Politique

On en parle : Soumeylou Boubèye Maïga, fossoyeur du RPM ?

On ne parle que de ça depuis quelques jours. L’Asma-Cfp, le parti du Premier ministre, selon plus d’un, se renforce au détriment du Rpm (Rassemblement pour le Mali), la formation politique du président de la République.
L’Asma-Cfp ne comptait que quatre députés au début de la législature. Ce nombre a été multiplié par cinq. Le parti de Soumeylou Boubèye Maïga, selon le journal «Info-Matin», dispose aujourd’hui de vingt-un députés.
À l’exception notoire de Bafotigui Diallo, qui a regagné le parti Yéléma, tous les députés démissionnaires du Rassemblement pour le Mali ont rejoint l’Asma-Cfp. Pourquoi ? Mystère et boule de gomme ?

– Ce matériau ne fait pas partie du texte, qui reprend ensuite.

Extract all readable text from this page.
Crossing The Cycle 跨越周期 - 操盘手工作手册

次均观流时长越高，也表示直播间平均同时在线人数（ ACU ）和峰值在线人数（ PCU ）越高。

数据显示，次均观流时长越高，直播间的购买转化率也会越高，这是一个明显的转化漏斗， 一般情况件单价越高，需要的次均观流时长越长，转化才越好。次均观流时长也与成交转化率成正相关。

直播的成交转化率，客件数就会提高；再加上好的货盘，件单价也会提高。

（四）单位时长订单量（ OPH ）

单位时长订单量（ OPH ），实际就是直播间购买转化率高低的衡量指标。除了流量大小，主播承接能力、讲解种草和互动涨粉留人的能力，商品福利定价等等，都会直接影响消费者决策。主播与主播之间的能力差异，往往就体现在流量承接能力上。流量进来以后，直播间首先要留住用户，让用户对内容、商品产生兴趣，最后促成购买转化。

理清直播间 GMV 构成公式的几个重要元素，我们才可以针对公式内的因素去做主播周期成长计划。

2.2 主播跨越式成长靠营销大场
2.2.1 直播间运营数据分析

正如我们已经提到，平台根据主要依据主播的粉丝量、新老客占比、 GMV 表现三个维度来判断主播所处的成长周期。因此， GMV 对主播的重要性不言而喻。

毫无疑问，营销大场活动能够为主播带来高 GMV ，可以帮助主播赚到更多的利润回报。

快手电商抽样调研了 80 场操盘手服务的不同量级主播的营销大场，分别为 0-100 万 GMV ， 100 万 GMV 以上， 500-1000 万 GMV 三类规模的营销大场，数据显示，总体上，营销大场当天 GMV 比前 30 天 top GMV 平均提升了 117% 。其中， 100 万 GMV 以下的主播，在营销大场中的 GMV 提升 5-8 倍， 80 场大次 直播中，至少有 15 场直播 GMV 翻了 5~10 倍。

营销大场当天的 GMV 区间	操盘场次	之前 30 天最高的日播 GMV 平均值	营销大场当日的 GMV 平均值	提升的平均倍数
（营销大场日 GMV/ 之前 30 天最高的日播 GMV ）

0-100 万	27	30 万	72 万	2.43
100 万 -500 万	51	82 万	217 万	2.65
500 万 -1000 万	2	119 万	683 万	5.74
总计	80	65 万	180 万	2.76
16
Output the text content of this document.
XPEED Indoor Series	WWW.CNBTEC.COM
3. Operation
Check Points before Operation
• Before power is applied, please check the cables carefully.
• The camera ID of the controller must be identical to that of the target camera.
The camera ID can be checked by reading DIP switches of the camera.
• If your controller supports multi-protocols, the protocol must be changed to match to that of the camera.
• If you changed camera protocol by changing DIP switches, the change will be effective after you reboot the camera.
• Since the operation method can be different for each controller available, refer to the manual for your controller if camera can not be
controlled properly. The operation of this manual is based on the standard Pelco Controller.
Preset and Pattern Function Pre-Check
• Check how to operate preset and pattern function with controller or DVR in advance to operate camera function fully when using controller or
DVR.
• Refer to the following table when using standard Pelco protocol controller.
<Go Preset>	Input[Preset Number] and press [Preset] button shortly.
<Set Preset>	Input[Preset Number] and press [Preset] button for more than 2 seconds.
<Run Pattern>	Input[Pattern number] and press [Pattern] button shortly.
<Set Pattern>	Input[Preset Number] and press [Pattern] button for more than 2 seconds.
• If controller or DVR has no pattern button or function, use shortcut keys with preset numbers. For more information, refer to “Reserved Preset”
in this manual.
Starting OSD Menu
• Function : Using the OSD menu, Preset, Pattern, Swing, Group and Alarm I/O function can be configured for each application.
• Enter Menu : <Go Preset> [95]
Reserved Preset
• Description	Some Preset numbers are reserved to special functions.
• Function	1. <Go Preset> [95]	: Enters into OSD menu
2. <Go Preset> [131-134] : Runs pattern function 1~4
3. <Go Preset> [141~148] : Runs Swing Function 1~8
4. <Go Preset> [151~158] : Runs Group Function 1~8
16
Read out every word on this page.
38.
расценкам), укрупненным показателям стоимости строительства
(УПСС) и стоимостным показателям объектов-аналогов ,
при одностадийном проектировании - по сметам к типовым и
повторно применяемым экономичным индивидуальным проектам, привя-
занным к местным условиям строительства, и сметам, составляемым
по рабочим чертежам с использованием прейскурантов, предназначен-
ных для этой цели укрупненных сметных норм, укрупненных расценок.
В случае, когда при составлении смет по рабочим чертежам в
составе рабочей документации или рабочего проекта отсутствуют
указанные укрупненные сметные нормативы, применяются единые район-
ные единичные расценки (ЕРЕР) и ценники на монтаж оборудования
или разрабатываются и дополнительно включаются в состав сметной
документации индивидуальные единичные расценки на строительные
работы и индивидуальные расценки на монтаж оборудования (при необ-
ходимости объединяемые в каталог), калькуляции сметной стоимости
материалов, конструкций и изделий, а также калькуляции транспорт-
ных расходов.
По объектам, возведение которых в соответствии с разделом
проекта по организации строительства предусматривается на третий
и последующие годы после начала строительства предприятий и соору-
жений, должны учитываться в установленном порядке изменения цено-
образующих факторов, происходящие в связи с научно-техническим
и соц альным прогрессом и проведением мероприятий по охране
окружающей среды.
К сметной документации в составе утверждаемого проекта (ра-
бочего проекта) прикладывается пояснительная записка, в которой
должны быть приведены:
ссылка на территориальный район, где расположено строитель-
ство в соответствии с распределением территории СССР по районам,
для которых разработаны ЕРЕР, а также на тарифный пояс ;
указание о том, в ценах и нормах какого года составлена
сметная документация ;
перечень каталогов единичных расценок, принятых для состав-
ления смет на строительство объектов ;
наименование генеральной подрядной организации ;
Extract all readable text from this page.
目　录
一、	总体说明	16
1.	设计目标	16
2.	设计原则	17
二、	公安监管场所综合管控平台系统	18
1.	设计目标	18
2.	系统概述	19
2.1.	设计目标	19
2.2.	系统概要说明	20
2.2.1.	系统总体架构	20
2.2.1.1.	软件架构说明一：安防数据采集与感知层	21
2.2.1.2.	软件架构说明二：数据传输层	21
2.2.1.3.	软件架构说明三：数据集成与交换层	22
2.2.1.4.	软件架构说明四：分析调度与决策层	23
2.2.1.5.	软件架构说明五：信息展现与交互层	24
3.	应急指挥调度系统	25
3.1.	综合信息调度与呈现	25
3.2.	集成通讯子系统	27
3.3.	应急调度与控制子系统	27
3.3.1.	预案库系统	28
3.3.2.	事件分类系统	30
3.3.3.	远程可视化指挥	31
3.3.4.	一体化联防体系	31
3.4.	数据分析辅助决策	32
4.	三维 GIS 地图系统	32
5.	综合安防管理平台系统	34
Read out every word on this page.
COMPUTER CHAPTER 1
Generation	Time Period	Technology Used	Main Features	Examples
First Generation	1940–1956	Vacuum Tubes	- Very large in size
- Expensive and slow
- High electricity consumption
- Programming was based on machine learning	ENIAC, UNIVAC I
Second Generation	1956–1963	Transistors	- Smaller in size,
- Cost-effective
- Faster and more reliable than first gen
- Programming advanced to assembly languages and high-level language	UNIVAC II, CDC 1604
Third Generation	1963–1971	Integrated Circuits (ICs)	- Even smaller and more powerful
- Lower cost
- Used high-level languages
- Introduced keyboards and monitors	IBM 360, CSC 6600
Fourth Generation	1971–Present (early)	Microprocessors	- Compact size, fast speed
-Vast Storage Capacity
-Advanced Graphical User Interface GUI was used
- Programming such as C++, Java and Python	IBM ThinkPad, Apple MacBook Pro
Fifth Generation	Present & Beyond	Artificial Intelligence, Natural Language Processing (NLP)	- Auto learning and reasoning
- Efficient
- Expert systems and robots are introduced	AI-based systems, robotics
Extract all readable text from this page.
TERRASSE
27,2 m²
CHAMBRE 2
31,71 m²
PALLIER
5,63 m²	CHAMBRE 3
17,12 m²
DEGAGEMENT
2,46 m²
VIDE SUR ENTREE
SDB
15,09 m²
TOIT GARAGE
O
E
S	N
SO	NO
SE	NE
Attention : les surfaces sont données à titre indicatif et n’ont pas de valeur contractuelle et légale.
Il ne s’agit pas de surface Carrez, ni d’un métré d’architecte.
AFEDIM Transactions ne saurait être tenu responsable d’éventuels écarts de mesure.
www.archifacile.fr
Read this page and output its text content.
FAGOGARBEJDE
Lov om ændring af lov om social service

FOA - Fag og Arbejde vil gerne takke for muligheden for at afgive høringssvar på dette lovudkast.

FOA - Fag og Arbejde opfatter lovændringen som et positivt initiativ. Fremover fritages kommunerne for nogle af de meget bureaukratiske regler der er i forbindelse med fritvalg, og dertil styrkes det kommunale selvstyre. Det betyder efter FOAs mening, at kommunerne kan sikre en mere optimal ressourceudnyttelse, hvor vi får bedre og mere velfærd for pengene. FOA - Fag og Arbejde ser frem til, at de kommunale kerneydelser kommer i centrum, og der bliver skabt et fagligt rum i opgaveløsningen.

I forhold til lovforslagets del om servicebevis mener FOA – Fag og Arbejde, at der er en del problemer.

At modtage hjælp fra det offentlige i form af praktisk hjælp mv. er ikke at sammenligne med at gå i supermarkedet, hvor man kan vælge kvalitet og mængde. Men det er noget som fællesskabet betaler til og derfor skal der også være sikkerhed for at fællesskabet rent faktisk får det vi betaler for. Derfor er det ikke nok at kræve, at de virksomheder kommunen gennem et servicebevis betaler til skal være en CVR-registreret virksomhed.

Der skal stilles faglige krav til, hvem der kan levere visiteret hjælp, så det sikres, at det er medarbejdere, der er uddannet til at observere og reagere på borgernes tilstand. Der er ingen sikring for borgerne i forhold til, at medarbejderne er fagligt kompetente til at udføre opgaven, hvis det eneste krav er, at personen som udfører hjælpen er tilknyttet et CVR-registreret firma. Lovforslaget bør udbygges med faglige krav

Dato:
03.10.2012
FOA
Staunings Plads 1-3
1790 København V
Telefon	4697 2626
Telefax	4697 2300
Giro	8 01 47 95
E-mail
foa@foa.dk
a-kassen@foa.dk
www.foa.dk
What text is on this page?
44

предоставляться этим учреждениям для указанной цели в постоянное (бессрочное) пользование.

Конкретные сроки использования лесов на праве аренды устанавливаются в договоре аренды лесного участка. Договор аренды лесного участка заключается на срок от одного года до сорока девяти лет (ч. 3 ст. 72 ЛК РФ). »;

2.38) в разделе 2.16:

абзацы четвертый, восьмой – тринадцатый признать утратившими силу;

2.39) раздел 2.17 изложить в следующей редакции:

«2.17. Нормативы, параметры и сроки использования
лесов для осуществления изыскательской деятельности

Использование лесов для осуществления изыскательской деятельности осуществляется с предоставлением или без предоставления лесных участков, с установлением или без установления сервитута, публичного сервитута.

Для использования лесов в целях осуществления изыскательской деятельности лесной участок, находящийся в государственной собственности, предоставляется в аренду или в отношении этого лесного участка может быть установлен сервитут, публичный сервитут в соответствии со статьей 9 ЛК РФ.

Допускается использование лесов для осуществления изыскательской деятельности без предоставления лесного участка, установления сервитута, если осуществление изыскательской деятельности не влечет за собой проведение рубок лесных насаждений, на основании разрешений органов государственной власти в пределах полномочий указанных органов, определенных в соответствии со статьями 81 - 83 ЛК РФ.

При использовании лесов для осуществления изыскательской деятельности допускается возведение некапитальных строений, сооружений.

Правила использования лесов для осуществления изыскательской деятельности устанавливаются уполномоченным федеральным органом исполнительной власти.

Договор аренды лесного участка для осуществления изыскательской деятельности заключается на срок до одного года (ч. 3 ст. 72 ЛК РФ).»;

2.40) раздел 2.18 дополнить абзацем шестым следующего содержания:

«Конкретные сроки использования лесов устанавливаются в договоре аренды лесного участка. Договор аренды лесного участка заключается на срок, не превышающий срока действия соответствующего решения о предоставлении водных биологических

Loin d’une simple transhumance, ces départs des tisserands vers l’Asma-Cfp ne sont pas des faits du hasard. C’est le signe de la volonté du Premier ministre de faire de son parti la première force politique du Mali, quitte à débaucher les élus de son principal allié.
Car, il faut le dire, en l’absence de toute élection, ce renforcement ne peut se faire qu’en prenant chez les autres. Et pour le moment, le Rpm semble être la principale victime de ce jeu de dupes, et risquerait d’être assujetti par l’Asma-Cfp. Si cette saignée continue, le parti fondé par IBK et ses amis risquerait dans les prochains jours de se retrouver avec moins d’une dizaine de députés.
Ce n’est pas qu’au niveau des députés. L’Asma-Cfp a aujourd’hui le vent en poupe. La formation politique du Premier ministre enregistre des adhésions massives. Viennent-ils par conviction ou par opportunisme ? Difficile de répondre à cette question.
Cette situation conjointe aux récentes nominations à la direction nationale des douanes suscite des grincements de dents dans les rangs des tisserands. Dans les coulisses, certains membres du Rpm n’hésitent pas à parler de «chasse aux sorcières».
À la décharge de Soumeylou Boubèye Maïga, cette situation a été favorisée par un manque de cohésion au sein du parti présidentiel, dont les membres se sont livrés à une guerre fratricide pour des intérêts sordides.
Abdoulaye Idrissa Maïga, Premier ministre, issu du rang du parti, n’a pas bénéficié de toute la solidarité nécessaire. Le Tigre de Badalabougou n’en demandait pas tant pour se faire une place au soleil. Les tisserands ne doivent donc s’en prendre qu’à eux-mêmes.